My piece for the University of Nottingham Alumni Newsletter
Expert tips to achieve your fitness goals
It’s the time of the year when many of us have resolved to lose weight, get fit and be healthy. But sticking to your new fitness regime past the end of January can often be difficult. We asked sport nutritionist Matt Lawson (Masters of Nutrition and Dietetics, 2010) and physiotherapist Kerstine Herbert (Physiotherapy, 2014) for their tips on how to achieve your fitness goals and stay healthy throughout the year.
Setting your approach
Kerstine: It’s important to decide what your goals are. In my clinic, and personally, I use goals that are SMART (Specific, Measurable, Achievable, Relevant, Timely). Write them down, then work out a plan for how you’re going to achieve them. This could be joining a club, getting a coach or challenging your friends. Stick to your plan but be happy to adapt if life gets in the way – it should be fun, not a chore! Cut out your unhealthy habits, eat and sleep well, and allow adequate recovery days. Most of all though, take your time – getting fit and healthy takes months not days.

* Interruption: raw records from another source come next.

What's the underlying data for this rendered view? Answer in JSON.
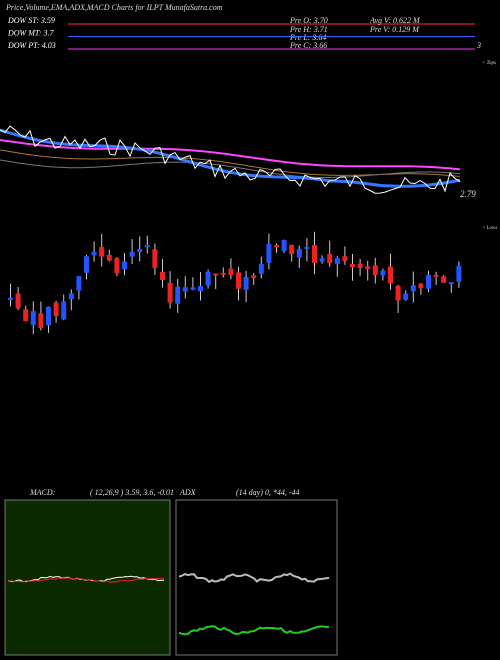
{
  "header": {
    "title": "Price,Volume,EMA,ADX,MACD Charts for ILPT MunafaSutra.com"
  },
  "levels": [
    {
      "label": "DOW ST: 3.59",
      "color": "#ff3333"
    },
    {
      "label": "DOW MT: 3.7",
      "color": "#3366ff"
    },
    {
      "label": "DOW PT: 4.03",
      "color": "#ff33ff"
    }
  ],
  "stats": [
    "Pre O: 3.70",
    "Avg V: 0.622 M",
    "Pre H: 3.71",
    "Pre V: 0.129 M",
    "Pre L: 3.64",
    "Pre C: 3.66"
  ],
  "axis": {
    "top": "3",
    "bottom": "2.79",
    "tops": "< Tops",
    "lows": "< Lows"
  },
  "macd": {
    "name": "MACD:",
    "params": "( 12,26,9 ) 3.59, 3.6, -0.01"
  },
  "adx": {
    "name": "ADX",
    "params": "(14 day) 0, *44, -44"
  }
}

Kerstine: Warming up prior to exercise is vital. It helps to increase your heart rate in preparation for exercise; increase blood flow to the soft tissue in your body; loosen joints; warm up muscles; and increase performance levels. Research has suggested that warming up prior to exercise can reduce your risk of an injury by up to 79% so it’s definitely important.

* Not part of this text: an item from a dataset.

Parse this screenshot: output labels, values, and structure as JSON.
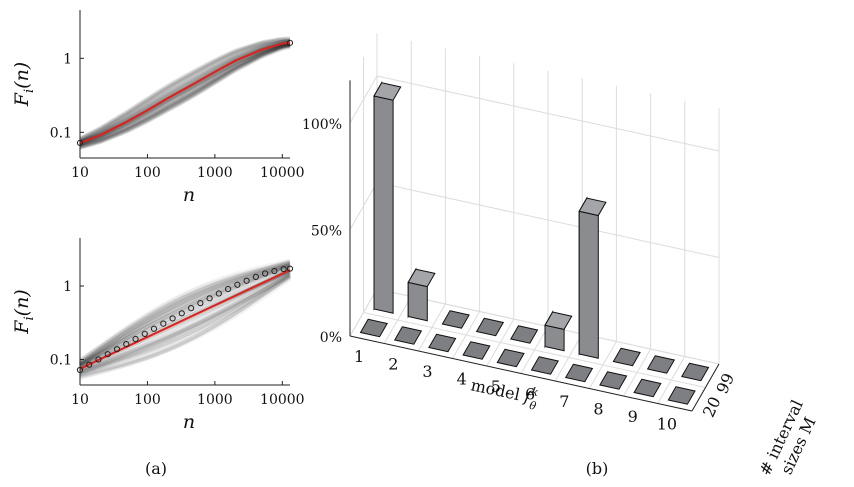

One of my favourite warm up exercises starts slowly with some side taps while reaching up to the sky with opposite hands. Jog on the spot and then gradually add in high knee running, heel flicks, side lunges and front lunges, interspersed with sprinting on the spot for 5-10 seconds. Try to add in sport specific activities if you can – for runners, you could add in some nice big leg swings to mimic the leg movement. 10-15 minutes is ideal but 5-10 minutes is enough.
Kerstine: Sporting injuries affect athletes of all levels at some point in their career, so don’t be disheartened if you have any injury. The most common injuries are ankle sprain; groin pull; hamstring pull; shin splints; knee injuries; and tennis elbow.

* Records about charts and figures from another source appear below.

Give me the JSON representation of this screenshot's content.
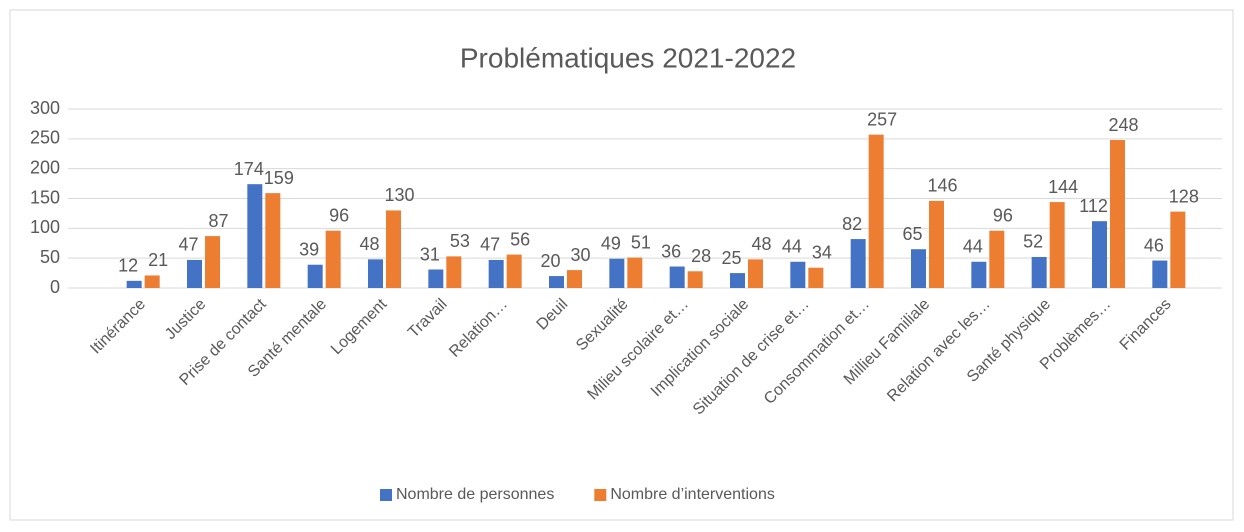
{
  "chart_data": {
    "type": "bar",
    "title": "Problématiques 2021-2022",
    "categories": [
      "Itinérance",
      "Justice",
      "Prise de contact",
      "Santé mentale",
      "Logement",
      "Travail",
      "Relation…",
      "Deuil",
      "Sexualité",
      "Milieu scolaire et…",
      "Implication sociale",
      "Situation de crise et…",
      "Consommation et…",
      "Millieu Familiale",
      "Relation avec les…",
      "Santé physique",
      "Problèmes…",
      "Finances"
    ],
    "series": [
      {
        "name": "Nombre de personnes",
        "color": "#4472c4",
        "values": [
          12,
          47,
          174,
          39,
          48,
          31,
          47,
          20,
          49,
          36,
          25,
          44,
          82,
          65,
          44,
          52,
          112,
          46
        ]
      },
      {
        "name": "Nombre d’interventions",
        "color": "#ed7d31",
        "values": [
          21,
          87,
          159,
          96,
          130,
          53,
          56,
          30,
          51,
          28,
          48,
          34,
          257,
          146,
          96,
          144,
          248,
          128
        ]
      }
    ],
    "ylim": [
      0,
      300
    ],
    "yticks": [
      0,
      50,
      100,
      150,
      200,
      250,
      300
    ],
    "grid": true,
    "legend": "bottom"
  }
}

Most injuries are either from trauma or overuse, but biomechanics, training load and strength all play an important part. We can’t avoid injuries but by training sensibly and strengthening our body we can reduce the risk. We’re often seen as therapists who treat injuries, but a trip to a physio before you even begin exercising can be a fantastic way to find any weak areas that you can then work on to avoid injuries. And don’t forget the all-important warm up!
Steering clear of misconceptions
Incorporating activities into everyday life
Kerstine: Inactivity and sedentary behaviour are some of the biggest causes of premature death. Physical activity doesn’t have to mean hours in the gym. There are lots of ways you can incorporate activities into your everyday life. For example, take the stairs whenever you can; do squats when you’re brushing your teeth; stand on one leg while making a coffee; lift tins of beans to work the shoulders; get the hoover or the duster out and go for it!
If you’re stuck at a desk in your job, get up every 20 minutes and walk to the other end of the office, have a big stretch or do 20 squats on your chair. We’re designed to move so go for it. Just small changes can have big effects – with improved physical health comes improved mental health. It’s a win-win situation!